Tuesday, September 26, 2017

Land Of Many Uses Or No Uses?

Terry Anderson

...From the reaction of many environmental groups to Secretary Zinke’s review, you would think antiquities will go unprotected. For example, a $1.4 million advertising campaign says “Mr. Secretary, don’t turn your back on Roosevelt now.” According to Land Tawney, president of Backcountry Hunters and Anglers (BHA), the organization sponsoring the ad campaign, “Our national monuments have stood the test of time, and the present review could trigger a game of political football, leaving some of our most cherished landscapes in limbo.”

Indeed, national monuments have become a political football, and organizations like BHA are the punters. Several environmental groups and some Indian tribes say they will sue to stop any recommended reductions, thus punting the ball to judges who will decide how federal lands will be managed.

...Instead of letting professionals manage our lands and our wildlife, environmental groups want to create de facto wilderness areas where backpackers displace loggers, ranchers, and miners. They do this in the name of protecting public lands, suggesting that throngs of Patagonia-clad hikers -- who demand new trails, climb rock walls with holes drilled in the rock for protection, and leave dozens of fire rings around popular lakes -- do no damage. (This summer I camped at a lake 7 miles from the trailhead where stone fire rings were scarcely 50 yards apart built by previous campers wanting to demonstrate their wilderness skills.)

After the president acts on Zinke’s review and the wilderness-hungry environmentalists hike into courtrooms, Congress should go to work reforming legislation in ways that return land management to federal and state professionals. Teddy Roosevelt did this when he appointed Gifford Pinchot to run the newly created U.S. Forest Service in 1905. Pinchot was a professional forester who knew how to manage trees. Federal lands included in Bears Ears and other national monuments need management by local people on the ground , not by judges in black robes.

A starting point would be to require approval by state congressional delegations of any national monument designated in their state.

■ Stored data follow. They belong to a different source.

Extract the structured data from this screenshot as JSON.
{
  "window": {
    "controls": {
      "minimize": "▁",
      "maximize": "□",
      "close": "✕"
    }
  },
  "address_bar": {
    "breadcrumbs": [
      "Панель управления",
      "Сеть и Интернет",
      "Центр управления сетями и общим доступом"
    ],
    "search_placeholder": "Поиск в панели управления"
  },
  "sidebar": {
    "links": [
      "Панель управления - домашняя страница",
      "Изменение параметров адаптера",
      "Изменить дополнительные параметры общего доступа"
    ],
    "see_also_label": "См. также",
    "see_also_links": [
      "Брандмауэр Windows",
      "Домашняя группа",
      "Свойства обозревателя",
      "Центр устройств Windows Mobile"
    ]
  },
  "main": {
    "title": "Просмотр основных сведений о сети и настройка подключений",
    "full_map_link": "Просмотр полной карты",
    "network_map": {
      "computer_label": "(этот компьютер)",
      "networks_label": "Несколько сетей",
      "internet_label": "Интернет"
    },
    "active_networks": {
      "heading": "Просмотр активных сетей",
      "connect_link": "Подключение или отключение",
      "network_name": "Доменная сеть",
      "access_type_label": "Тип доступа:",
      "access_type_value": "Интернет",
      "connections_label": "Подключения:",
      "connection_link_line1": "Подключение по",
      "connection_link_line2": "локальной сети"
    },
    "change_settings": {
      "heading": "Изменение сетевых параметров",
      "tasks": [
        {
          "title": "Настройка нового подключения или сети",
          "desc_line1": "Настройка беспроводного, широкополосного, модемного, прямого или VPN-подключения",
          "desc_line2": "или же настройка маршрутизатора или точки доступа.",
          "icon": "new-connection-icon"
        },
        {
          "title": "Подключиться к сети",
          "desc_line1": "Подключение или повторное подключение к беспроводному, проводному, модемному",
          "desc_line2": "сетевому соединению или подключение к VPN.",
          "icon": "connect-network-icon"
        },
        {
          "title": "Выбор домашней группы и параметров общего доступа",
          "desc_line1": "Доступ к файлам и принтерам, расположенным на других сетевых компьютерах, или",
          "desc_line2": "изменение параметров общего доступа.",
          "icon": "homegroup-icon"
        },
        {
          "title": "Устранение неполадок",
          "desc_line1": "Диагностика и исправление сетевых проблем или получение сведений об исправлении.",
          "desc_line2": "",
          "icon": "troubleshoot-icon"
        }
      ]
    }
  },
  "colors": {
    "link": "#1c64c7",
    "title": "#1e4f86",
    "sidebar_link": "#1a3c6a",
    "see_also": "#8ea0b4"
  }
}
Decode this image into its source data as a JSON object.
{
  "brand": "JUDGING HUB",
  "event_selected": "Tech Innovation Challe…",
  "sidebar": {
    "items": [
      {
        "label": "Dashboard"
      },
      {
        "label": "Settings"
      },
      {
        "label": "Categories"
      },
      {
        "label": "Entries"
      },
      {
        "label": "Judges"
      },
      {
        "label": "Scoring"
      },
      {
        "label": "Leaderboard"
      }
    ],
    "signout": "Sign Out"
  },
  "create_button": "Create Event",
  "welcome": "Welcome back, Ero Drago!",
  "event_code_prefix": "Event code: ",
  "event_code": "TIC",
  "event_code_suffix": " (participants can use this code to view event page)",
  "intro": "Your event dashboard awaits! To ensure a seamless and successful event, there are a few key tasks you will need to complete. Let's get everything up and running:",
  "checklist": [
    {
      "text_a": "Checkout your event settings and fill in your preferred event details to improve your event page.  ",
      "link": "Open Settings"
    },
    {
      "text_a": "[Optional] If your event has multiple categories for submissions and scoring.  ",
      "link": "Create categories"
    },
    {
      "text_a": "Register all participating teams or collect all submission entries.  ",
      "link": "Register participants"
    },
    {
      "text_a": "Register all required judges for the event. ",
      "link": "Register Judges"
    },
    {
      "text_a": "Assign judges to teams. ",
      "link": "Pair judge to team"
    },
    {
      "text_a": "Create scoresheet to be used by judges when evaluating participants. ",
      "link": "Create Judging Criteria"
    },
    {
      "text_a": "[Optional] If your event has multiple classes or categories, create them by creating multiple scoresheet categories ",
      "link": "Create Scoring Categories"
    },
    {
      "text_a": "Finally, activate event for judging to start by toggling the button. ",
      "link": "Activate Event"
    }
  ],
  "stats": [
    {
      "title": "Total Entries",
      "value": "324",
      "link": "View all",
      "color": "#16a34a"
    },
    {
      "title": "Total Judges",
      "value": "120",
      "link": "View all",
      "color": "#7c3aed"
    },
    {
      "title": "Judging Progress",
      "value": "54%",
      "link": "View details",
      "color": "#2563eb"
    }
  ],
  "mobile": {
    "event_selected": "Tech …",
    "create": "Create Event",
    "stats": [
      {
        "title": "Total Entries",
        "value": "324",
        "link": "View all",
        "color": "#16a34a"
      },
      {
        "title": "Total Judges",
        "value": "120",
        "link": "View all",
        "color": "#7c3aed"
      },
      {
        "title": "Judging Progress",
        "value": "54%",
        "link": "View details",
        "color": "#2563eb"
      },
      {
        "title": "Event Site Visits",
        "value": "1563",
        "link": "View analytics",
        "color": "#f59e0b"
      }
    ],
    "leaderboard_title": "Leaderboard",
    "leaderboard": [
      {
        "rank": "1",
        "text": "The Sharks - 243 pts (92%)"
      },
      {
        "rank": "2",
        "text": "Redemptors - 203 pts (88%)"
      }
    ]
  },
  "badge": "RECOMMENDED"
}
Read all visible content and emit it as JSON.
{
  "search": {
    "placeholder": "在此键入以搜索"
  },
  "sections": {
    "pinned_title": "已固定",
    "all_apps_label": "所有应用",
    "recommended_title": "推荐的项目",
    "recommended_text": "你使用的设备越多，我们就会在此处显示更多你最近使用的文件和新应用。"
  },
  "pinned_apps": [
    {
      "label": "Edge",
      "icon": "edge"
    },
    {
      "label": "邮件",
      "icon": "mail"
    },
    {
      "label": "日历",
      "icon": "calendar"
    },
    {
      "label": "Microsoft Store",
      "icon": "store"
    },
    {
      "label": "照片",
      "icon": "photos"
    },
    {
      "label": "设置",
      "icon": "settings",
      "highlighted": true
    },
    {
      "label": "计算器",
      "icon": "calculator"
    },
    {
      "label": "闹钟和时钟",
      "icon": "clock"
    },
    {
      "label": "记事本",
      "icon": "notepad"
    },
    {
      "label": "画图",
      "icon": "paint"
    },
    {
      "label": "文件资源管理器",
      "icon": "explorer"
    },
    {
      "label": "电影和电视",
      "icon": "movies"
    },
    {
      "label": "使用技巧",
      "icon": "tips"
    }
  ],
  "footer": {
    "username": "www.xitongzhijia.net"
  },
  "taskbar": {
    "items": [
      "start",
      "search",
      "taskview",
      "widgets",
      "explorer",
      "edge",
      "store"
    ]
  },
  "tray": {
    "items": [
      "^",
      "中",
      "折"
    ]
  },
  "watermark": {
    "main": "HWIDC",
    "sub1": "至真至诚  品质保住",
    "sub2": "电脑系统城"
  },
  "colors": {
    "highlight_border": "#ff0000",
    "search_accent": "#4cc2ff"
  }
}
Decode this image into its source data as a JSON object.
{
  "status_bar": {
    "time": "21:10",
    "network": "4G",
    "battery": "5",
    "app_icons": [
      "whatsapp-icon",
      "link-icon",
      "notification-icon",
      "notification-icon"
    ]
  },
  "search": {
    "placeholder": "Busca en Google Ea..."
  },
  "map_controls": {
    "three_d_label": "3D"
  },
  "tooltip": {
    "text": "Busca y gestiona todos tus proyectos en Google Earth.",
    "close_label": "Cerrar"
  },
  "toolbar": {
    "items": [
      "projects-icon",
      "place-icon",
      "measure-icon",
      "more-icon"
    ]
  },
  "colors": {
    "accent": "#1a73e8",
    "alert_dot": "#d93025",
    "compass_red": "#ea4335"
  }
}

Let state wildlife managers have more say in whether grizzlies are removed from the endangered species list. Entrust Indian tribes with management of their antiquities as they already are with Canyon de Chelly National Monument.

Most of Bears Ears is under the purview of the Bureau of Land Management. It is time to return to the BLM motto—“land of many uses”—not land of no uses.


2 comments:

Anonymous said...

His 3rd paragraph puts it all in a nutshell -- enviros displacing ranchers in favor of throngs of hikers who physically altar the land for recreational use.

I'm glad that in a publication that reaches a more mainstream-urban population, somebody can put into context about the hypocrisy of what's happening to ranchers - hopefully the urbanites will start seeing the light.